A chance to create a better life
By Jaclyn L., Tucson, AZ
When my son was two years old — so, about six years ago — we were in a car accident that left him with a severe brain injury, resulting in both physical and intellectual delays. After the accident, he was in the hospital for about five months, during which time we weren’t sure how his eyesight was or much of anything about his emotions.
Today, Aidan can sit up, he can say a few words, and walk a little bit. But he’d like to do more.
Part of the reason why he’s doing so well is that we’ve been able to utilize therapy services. Not only did they teach me how to take care of him, but regular weekly and biweekly sessions have kept pushing him. He’s gotten a little better every year.
These services are expensive, though. My son currently sees 11 different physicians. It’s a lot, but this is care he needs.
These things would not have been possible without health insurance, something that I never thought we’d be without. That was my reality, though, when about two weeks after the accident, we were dropped from Aidan’s health insurance without notice. I didn’t find out until two months after it happened, leaving me with bills upwards of $100k from my son being in intensive care.
Thankfully, about a month and a half before being released from the hospital, Aidan was covered under Arizona’s Medicaid program. Now that they might get rid of essential health benefits, I don’t know what I’ll do. Preventative care and emergency room coverage is much needed for us. The only other way I would be able to get him the care he needs is through a job that has health care, though we may still face exorbitant fees for having pre-existing conditions.

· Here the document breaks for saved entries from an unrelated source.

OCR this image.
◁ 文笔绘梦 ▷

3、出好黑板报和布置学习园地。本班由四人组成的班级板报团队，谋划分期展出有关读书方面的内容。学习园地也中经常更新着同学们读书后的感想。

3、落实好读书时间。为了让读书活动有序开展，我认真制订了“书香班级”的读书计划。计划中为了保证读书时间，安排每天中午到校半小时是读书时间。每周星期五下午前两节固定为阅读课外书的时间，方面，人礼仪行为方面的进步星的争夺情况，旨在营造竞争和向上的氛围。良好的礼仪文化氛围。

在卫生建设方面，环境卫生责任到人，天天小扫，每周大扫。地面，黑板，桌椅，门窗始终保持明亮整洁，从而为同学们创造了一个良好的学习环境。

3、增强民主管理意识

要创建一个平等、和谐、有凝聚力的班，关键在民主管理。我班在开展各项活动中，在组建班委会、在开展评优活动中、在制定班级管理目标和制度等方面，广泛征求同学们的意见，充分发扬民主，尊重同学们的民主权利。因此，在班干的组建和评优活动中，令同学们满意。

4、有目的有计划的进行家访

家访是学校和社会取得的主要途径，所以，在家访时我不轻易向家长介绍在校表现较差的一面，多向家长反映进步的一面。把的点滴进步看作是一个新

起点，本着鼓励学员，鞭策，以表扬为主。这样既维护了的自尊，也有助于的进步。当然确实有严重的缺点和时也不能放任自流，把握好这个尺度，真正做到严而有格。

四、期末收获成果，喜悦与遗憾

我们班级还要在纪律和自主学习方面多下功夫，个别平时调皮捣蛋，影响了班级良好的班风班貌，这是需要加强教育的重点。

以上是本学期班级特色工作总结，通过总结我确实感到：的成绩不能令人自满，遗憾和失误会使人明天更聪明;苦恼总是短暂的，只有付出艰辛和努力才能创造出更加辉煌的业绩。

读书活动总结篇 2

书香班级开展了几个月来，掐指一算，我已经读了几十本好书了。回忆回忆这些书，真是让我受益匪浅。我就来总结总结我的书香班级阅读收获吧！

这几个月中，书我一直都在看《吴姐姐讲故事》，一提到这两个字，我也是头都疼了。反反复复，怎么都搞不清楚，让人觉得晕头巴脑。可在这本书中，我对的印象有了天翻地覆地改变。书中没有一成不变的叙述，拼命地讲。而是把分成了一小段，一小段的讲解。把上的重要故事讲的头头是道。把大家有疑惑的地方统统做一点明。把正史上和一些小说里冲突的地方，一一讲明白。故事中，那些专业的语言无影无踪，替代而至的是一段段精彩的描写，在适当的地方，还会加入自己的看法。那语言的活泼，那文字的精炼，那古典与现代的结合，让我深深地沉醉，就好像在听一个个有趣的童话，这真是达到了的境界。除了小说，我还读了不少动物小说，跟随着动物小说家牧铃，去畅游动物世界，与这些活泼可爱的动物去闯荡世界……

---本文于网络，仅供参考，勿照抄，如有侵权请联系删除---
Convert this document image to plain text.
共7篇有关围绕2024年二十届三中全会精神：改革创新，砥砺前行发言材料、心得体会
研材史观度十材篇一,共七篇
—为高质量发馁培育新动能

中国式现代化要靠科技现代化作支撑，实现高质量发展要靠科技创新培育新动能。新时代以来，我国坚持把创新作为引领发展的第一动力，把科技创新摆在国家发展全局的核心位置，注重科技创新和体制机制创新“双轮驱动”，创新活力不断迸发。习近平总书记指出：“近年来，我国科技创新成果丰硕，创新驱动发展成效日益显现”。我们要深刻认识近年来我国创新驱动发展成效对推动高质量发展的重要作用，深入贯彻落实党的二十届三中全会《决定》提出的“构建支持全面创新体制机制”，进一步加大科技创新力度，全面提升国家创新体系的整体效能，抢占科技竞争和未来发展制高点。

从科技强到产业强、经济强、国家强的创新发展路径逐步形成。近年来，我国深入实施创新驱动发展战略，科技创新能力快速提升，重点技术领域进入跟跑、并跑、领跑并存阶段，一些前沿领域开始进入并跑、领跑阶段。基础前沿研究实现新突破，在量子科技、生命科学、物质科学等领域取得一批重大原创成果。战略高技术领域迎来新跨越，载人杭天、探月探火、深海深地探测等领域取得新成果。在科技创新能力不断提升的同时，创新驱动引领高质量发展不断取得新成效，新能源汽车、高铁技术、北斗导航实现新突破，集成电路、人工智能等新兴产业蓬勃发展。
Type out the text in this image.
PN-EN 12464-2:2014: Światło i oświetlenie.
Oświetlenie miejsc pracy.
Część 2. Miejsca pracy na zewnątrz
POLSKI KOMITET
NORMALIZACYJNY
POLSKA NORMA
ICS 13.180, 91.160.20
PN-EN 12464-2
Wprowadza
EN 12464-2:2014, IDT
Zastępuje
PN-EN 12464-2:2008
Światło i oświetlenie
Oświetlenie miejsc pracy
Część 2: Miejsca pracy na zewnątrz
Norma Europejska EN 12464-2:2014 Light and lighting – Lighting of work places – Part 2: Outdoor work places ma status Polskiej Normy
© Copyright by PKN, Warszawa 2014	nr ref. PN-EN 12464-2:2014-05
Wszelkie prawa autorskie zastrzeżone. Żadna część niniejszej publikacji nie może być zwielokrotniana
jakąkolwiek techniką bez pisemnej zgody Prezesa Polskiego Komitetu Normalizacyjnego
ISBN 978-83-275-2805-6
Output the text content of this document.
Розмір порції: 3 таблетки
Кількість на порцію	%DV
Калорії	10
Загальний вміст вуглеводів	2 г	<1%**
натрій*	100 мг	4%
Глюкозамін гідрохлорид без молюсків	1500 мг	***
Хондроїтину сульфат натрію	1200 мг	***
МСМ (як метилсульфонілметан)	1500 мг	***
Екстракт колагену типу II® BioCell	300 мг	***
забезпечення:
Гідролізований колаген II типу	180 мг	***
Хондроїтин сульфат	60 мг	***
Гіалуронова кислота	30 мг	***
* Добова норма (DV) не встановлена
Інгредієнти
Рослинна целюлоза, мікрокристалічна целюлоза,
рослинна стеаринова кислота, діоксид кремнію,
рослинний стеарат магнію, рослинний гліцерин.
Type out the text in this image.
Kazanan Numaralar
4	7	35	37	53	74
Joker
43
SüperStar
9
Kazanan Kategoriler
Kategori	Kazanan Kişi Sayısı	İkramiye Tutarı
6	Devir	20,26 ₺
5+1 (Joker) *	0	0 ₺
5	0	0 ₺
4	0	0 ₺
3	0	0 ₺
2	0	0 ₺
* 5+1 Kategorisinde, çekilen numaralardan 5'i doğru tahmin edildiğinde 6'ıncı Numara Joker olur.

I’m a full-time student — I attend classes at Pima Community College and I just got accepted to the University of Arizona’s honors program. I’ll be getting my Bachelor’s in Biology, possibly to pursue a career in the biomedical sciences. It’s hard enough being a single mom and a full-time student; I don’t know how I could also start a health care savings plan. Between all my son’s medical appointments and school, there’s no feasible time to work.
The Affordable Care Act has made it possible for us to make steps towards a better life. Aidan makes progress every day, and I’m able to work towards the career of my dreams. Repealing the ACA would be a huge obstacle for us. Congress needs to know that for countless Americans, Medicaid is not a privilege but a means to give families like mine a fighting chance to have a better life. Please, don’t undermine our health care.